DISTINCTIVENESS OF SPIRIT 7

THE QUINCUNX AND CIVILISATION 12

A BIOLOGICAL VIEW 17

DEVELOPMENTAL ORDER 23

TWO PRINCIPAL LINES OF THOUGHT 28

INEQUALITY 33

FEATURES OF SEVEN CIVILISATIONS 40

SYNTHESIS OF RELIGIONS 52

MIXTURES 57

INFERIORITY PREVAILS 64

DEVELOPMENT OF MORALITY 71

LAWS OF HISTORY AND THE QUESTION OF PROVIDENCE 78


Excerpts

Feliks Koneczny:

"Order in nature was discovered long ago. Shall we not discover it in history? Only the adherents of dualism will want to take steps in this direction. Naturalistic monism rules out the very need of such investigations, for, if all is nature, and the human spirit merely a higher level of the material order, it suffices to know the laws of nature. In accepting monism one thereby acknowledges that matters of the human spirit are subject to the laws of nature: and these are known. This is the most important dispute in the sciences. Naturalistic monism and dualism are merging into philosophy and (to which no attention is paid) the science of law.

...

A spirit will not admit of adjustment to a mechanism. An advance in a machine consists in a simplification, and we thus increasingly control the forces of nature. It is quite the opposite in the world of the spirit: an advance is simultaneously a complication. Even private life is becoming ever more complicated, to say naught of social life. It is ever more difficult to orientate oneself in an increasingly complex reality.

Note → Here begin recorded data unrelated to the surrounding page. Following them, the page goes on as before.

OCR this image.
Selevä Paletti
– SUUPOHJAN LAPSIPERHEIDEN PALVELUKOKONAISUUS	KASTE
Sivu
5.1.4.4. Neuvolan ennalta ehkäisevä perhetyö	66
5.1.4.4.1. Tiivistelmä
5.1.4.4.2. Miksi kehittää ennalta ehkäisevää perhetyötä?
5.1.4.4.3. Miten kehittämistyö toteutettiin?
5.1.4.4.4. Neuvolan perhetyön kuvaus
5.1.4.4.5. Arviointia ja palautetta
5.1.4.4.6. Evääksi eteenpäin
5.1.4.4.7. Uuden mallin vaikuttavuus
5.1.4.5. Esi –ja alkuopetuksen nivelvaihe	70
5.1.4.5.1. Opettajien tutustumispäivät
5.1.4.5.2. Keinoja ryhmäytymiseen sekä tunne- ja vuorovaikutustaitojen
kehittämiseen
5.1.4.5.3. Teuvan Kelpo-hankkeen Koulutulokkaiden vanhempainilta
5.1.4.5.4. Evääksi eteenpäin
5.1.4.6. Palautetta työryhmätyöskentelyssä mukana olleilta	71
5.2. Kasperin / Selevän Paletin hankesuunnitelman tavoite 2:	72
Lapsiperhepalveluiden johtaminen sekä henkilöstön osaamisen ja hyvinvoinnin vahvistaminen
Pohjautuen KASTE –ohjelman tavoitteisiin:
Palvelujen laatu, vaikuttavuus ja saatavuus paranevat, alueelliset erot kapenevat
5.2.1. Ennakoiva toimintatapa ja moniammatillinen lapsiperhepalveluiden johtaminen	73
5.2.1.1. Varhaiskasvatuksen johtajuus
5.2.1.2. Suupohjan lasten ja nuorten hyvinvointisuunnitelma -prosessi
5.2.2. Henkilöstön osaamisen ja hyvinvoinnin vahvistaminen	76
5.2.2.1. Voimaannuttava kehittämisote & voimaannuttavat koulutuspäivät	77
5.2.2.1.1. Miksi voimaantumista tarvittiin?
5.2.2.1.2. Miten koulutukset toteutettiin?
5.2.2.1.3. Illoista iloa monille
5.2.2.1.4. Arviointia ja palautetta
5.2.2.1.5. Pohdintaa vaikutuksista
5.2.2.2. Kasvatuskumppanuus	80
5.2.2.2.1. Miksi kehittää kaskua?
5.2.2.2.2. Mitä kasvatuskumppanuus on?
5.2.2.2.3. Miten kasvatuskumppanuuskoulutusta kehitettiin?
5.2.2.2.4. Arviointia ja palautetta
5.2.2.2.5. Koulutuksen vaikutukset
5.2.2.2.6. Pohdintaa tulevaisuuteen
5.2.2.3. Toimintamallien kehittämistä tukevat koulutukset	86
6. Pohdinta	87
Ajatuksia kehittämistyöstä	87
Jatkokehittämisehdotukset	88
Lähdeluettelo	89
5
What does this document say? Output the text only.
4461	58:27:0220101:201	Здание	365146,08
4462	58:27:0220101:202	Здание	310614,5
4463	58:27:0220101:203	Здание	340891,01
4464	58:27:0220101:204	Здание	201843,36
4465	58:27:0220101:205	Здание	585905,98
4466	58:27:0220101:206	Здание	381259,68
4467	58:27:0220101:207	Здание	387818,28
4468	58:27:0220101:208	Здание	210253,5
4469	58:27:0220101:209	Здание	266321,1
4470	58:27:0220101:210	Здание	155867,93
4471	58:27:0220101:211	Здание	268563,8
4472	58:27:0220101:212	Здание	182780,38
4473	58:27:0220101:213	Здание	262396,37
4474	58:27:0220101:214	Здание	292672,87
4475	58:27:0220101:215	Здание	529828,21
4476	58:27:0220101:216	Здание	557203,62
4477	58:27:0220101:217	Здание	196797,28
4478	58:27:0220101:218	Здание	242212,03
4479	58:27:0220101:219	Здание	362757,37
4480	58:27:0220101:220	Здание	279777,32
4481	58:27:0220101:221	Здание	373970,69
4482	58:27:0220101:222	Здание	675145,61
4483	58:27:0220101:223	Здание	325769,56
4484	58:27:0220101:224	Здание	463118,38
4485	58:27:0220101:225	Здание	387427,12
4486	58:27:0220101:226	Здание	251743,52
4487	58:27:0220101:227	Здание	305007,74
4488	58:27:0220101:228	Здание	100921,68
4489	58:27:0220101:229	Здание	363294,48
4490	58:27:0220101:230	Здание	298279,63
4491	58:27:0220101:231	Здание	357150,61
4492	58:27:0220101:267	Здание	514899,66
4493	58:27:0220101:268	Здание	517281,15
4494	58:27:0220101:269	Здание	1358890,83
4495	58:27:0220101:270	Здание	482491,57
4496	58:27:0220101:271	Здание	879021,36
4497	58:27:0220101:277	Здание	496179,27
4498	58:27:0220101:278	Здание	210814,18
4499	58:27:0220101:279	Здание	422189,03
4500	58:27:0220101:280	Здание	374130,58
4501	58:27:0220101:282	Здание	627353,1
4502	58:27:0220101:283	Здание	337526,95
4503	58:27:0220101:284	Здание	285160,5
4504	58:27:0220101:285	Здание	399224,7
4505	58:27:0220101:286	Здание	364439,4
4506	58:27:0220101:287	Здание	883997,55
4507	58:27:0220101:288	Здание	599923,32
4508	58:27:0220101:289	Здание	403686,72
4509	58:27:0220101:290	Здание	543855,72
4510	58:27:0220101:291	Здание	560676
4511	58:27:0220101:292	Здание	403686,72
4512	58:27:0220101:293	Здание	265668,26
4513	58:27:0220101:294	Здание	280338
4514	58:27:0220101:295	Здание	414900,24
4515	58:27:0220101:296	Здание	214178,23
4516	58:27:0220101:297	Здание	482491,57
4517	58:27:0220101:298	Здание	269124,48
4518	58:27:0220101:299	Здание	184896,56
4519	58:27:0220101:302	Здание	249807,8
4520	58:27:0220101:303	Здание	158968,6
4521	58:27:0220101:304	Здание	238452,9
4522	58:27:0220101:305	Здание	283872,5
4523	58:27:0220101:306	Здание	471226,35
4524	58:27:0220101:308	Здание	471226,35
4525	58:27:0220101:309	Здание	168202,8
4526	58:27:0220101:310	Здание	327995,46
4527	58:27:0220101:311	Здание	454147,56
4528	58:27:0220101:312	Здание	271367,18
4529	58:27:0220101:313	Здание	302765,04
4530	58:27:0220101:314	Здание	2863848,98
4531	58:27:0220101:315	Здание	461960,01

A spirit will not admit of mechanisation, for it did not arise from a development in nature! Hence there are two distinct energies, the physical and the spiritual; a dualistic order reigns on earth. Monism is contrary to reality, for man is made up of body and soul. We shall not explain the distinctiveness of the spiritual world, its aptitude for action and purposeful activity over the course of generations, other than by affirming the existence of the human soul. It is within the souls of each one of us that decisions are made as to which forces we desire to yield to, which to oppose. So we have free will.

As a soul is not subject to the laws of nature, death does not pertain to it. It is superior to matter, and it is not, in any way, just the most perfect manifestation of it. From this we conclude that the soul’s being is not dependent on the body’s being, and that it does not cease to exist on the death of the body, that is, that the soul is immortal."